However, you can’t be so strict on ARM because leaf functions may not change the stack size at all. Normally this would be impossible because every function call at least has to push the return address to the stack, but ARM has the link register which is basically an extra buffer for the return address.
The existence of the link register in conjunction with an ABI that makes the callee responsible for saving and restoring it means leaf functions can have 0-sized stack frames!
To handle this, an ARM stackwalker must allow for there to be no forward progress for the first frame of a stackwalk, and then become more strict. Unfortunately I hand-waved that second part and ended up allowing infinite loops with no forward progress:
// If the new stack pointer is at a lower address than the old, // then that's clearly incorrect. Treat this as end-of-stack to // enforce progress and avoid infinite loops. // // NOTE: this check allows for equality because arm leaf functions // may not actually touch the stack (thanks to the link register // allowing you to "push" the return address to a register). if frame.context.get_stack_pointer() < self.get_register_always("sp") as u64 { trace!("unwind: stack pointer went backwards, assuming unwind complete"); return None; }
So if the ARM64 stackwalker ever gets stuck in an infinite loop on one frame, it will just build up an infinite backtrace until it’s killed by an OOM. This is very nasty because it’s a potentially very slow denial-of-service that eats up all the memory on the machine!

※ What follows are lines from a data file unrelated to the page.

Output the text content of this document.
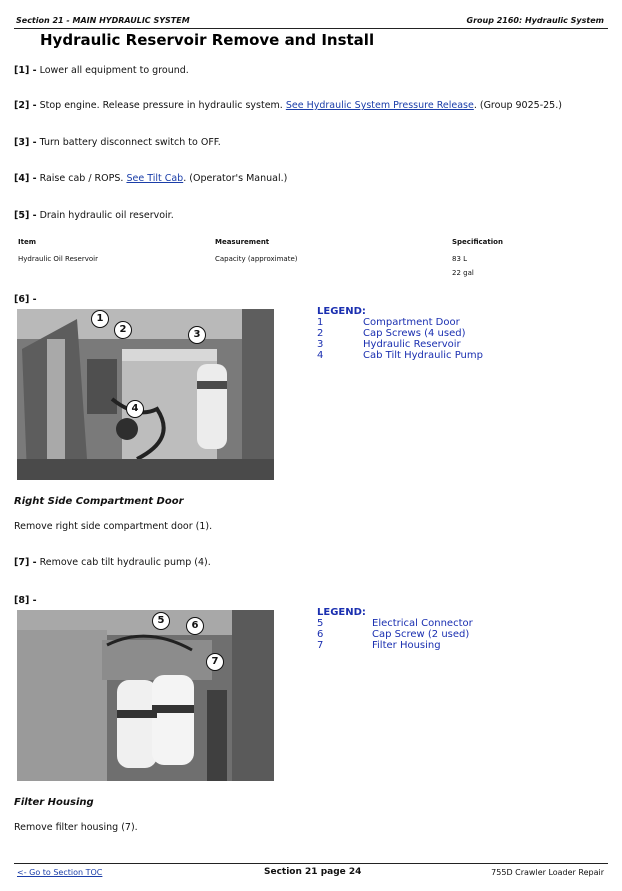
Section 21 - MAIN HYDRAULIC SYSTEM	Group 2160: Hydraulic System
Hydraulic Reservoir Remove and Install
[1] - Lower all equipment to ground.
[2] - Stop engine. Release pressure in hydraulic system. See Hydraulic System Pressure Release. (Group 9025-25.)
[3] - Turn battery disconnect switch to OFF.
[4] - Raise cab / ROPS. See Tilt Cab. (Operator's Manual.)
[5] - Drain hydraulic oil reservoir.
Item	Measurement	Specification
Hydraulic Oil Reservoir	Capacity (approximate)	83 L
22 gal
[6] -
1
2	3
4
LEGEND:
1	Compartment Door
2	Cap Screws (4 used)
3	Hydraulic Reservoir
4	Cab Tilt Hydraulic Pump
Right Side Compartment Door
Remove right side compartment door (1).
[7] - Remove cab tilt hydraulic pump (4).
[8] -
5	6
7
LEGEND:
5	Electrical Connector
6	Cap Screw (2 used)
7	Filter Housing
Filter Housing
Remove filter housing (7).
<- Go to Section TOC	Section 21 page 24	755D Crawler Loader Repair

This issue was actually originally discovered and fixed in #300 without a fuzzer, but when I fixed it for ARM (32-bit) I completely forgot to do the same for ARM64. Thankfully the fuzzer was evil enough to discover this infinite looping situation on its own, and the fix was just “copy-paste the logic from the 32-bit impl”.
Because this issue was actually encountered in the wild, we know this was a serious concern! Good job, fuzzer!

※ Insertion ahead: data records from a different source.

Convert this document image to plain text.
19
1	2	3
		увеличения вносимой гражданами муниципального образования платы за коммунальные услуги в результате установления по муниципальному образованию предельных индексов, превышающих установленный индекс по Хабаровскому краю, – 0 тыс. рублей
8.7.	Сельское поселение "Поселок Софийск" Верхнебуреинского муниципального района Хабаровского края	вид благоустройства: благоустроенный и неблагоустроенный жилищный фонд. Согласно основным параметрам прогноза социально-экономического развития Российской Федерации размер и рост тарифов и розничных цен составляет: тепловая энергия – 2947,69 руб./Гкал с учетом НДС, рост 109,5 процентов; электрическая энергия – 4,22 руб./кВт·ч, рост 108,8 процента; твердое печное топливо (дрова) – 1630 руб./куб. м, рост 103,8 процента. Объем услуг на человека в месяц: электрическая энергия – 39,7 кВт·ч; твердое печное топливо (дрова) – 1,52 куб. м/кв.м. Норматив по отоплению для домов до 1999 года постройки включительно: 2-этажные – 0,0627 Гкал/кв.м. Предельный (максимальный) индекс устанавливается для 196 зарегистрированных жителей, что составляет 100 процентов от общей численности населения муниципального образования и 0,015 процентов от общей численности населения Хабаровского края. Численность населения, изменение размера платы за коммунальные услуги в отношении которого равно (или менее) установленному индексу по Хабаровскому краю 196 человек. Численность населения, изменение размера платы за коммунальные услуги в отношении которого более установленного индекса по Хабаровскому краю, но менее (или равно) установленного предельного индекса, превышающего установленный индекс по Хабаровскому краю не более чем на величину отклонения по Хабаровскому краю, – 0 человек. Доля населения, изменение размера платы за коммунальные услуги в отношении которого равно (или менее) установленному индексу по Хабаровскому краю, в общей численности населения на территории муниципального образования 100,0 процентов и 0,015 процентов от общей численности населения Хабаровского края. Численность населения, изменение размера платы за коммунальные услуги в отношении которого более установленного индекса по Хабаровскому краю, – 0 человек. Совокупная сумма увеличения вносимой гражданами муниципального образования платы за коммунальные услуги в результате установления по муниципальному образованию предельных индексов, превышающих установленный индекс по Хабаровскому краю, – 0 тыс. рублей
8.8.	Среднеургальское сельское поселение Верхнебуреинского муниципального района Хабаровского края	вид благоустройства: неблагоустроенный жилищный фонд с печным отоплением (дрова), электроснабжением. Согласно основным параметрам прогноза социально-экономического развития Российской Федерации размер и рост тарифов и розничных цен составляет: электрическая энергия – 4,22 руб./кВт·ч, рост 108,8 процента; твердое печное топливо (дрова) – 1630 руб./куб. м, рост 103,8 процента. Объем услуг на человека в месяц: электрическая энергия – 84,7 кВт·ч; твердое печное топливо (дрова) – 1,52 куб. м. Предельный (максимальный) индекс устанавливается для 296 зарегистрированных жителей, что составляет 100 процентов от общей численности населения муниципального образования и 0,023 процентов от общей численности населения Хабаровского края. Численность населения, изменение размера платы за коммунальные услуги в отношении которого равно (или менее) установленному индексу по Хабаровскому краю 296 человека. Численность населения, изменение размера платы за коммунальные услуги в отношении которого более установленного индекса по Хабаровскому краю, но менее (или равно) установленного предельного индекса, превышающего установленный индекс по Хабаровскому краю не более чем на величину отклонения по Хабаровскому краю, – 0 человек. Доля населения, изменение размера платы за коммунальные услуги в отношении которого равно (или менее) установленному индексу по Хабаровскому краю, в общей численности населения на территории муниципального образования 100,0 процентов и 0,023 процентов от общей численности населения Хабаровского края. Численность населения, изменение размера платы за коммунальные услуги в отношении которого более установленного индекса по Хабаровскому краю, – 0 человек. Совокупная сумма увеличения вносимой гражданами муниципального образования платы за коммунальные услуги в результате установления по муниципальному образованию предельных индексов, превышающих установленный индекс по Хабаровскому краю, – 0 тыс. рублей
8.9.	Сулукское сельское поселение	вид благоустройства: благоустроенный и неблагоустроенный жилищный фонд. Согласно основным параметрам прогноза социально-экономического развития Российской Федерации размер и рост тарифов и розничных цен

(This issue specifically affected minidump-processor and minidump-stackwalk)
#407: MinidumpLinuxMaps address-based queries didn’t work at all
MinidumpLinuxMaps is an interface for querying the dumped contents of Linux’s /proc/self/maps file. This provides metadata on the permissions and allocation state for mapped ranges of memory in the crashing process.
There are two usecases for this: just getting a full dump of all the process state, and specifically querying the memory properties for a specific address (“hey is this address executable?”). The dump usecase is handled by just shoving everything in a Vec. The address usecase requires us to create a RangeMap over the entries.
Unfortunately, a comparison was flipped in the code that created the keys to the RangeMap, which resulted in every correct memory range being discarded AND invalid memory ranges being accepted. The fuzzer was able to catch this because the invalid ranges tripped an assertion when they got fed into the RangeMap (hurray for redundant checks!).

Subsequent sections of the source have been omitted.